Arah Migrasi Seperti Jaman kolonial. Migrasi penduduk secara musiman telah ada sejak jaman Belanda. Sebelum saya tahu ttg migrasi yg terjadi di Kec. Pagar Dewa atau daerah lain penghasil kopi pada umumnya. Bahwa migrasi musim biasa terjadi pada menjelang perayaan lebaran atau idul adha. Mereka yg berimigrasi adalah pekerja2 pabrik atau karyawan2 dari perusahaan dari darah industri di seputaran Jabodetabek. Tapi sejak saya ditempatkan di Kec. Pagar Dewa migrasi yg terjadi pada bulan2 musim panen kopi. Nach yg terjadi adalah penduduk dari Jawa menjadi pekerja2 pemetik kopi di Lampung. Mirip sekali migrasi pada masa penjajahan kolonial Belanda. Seperti halnya pada bulan Agustus dan September 2013, setiap hari ada saja mobil engkel atau Bus berplat Z. Mobil dari Tasikmaya atau Ciamis Jawa Barat. Mobil2 itu mengangkut org yang akan pulang ke kampung halamannya. Mereka adlah penduduk musiman. Sebagian dari mereka adalah pemilik kebun kopi di sini. Sebagian lagi dari penumpang itu adalah pekerja pemetik kopi yang dibayar borongan. Harga upah metik adalah Rp 50.000 perkarung 50 kg. Sehari bisa 2 atau 3 karung. Tergantung buah dan sulitnya lokasi. Sepanjang maret sampai dengan September setiap tahunnya mereka akan bersusah payah mendaki bukit2 untuk memetik buah kopi.. Tinggal di rumah2 kebun yg minim sekali fasilitas, dan makan menu seadanya yg awet tidak mudah busuk. Ya ikan asin. Sekali2 telur kalo kalo pasaran. Listrik, memang ada dan nmenyala terus karena menggunakan tenaka mikro hidro. Beberapa talang kurang beruntung lagi, signal hp sulit. Harus berad ditempat tertentu kalo ingin menghubungi lewat hp.

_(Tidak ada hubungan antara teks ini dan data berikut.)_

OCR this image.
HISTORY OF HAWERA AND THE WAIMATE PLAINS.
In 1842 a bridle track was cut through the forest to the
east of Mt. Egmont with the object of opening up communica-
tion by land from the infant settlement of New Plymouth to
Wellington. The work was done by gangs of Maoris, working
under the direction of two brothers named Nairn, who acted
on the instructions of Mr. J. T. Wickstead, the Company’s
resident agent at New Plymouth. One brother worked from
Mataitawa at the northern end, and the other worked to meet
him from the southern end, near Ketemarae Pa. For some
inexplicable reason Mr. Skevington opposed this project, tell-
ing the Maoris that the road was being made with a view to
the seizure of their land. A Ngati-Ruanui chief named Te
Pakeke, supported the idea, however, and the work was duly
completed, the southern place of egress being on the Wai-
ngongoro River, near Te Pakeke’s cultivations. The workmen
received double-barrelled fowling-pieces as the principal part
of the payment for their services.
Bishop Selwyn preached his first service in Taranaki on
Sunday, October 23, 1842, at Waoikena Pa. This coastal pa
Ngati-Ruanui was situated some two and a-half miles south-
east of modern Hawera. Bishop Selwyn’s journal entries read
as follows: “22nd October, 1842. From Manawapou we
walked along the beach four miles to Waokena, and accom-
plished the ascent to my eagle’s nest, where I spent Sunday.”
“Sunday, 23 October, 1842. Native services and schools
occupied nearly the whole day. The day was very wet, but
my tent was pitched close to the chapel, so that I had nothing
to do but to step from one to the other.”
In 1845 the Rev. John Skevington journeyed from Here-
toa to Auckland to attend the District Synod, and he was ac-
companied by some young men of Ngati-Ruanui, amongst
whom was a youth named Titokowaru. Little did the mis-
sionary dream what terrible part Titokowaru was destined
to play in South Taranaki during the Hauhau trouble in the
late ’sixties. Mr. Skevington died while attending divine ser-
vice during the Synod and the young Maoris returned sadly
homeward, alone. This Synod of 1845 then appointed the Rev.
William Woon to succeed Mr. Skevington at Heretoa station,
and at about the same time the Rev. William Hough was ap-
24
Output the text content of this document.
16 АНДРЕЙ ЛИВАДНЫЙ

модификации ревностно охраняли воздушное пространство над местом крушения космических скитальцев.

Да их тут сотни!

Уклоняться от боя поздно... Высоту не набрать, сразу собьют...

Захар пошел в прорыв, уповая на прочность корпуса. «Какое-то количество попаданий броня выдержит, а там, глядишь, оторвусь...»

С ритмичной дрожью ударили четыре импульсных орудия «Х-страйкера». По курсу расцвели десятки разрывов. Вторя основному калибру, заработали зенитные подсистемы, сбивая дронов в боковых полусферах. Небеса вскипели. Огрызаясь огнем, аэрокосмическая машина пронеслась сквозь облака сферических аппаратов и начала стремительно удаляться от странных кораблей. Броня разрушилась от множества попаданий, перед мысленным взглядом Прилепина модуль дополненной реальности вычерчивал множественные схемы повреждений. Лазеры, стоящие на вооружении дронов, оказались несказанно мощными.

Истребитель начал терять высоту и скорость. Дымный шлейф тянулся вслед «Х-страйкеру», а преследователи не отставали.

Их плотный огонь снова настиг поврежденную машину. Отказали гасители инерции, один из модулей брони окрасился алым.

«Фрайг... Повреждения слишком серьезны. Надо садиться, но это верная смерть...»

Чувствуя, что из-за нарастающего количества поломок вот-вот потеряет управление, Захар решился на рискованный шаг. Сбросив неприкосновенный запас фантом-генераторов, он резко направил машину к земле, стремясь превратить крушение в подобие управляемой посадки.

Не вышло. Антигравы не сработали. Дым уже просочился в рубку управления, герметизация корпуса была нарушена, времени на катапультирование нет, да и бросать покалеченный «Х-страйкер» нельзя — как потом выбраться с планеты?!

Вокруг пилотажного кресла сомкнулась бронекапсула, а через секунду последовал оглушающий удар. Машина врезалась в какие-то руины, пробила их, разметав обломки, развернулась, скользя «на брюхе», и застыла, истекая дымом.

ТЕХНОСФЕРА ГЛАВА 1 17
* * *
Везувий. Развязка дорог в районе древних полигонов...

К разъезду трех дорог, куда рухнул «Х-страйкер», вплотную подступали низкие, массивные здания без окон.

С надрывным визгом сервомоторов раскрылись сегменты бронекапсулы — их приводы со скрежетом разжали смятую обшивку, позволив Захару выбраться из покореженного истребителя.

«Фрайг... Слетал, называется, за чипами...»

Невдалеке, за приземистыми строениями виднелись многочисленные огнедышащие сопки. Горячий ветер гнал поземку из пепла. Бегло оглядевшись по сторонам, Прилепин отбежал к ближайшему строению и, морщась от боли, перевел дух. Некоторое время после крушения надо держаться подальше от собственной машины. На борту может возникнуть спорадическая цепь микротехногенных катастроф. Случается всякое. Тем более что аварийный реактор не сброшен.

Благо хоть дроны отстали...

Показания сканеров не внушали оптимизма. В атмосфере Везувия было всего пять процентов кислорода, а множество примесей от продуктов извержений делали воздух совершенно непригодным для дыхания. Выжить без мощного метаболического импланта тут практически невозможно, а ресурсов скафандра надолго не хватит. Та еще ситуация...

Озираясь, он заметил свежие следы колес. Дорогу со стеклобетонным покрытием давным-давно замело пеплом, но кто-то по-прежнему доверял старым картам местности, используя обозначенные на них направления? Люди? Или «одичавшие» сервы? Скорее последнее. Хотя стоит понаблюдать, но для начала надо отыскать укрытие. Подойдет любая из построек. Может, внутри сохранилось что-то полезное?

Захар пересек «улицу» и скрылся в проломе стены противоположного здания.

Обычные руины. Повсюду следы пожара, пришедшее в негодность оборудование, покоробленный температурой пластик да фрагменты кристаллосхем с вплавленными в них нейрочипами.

Investasi yang menguntungkan bagi Daerah
BRI Sekincau adalah satu2nya Bank yg melayani penduduk dari Kec Sekincau, Pagar Dewa, Batu Ketulis, Sebagian Suoh, BNS, dan sebagaian Way Tenong. Kata Pak Faisal, kepala BRI "Pada musim2 panen begini banyak masyarakat yang menabung. Perhari bisa mencapai hampir satu milyar." Lanjutnya lagi "tapi coba bapak perhatikan, cuma satu minimarket di Sekincau ini. Artinya uang tidak beredar di sini. Tapi keluar ke kampung penduduk2 musiman tadi". Aku membenarkan "iyaa pak, di sini pasaran tidak tiap hari tapi seminggu sekali. Dan itu berpindah2".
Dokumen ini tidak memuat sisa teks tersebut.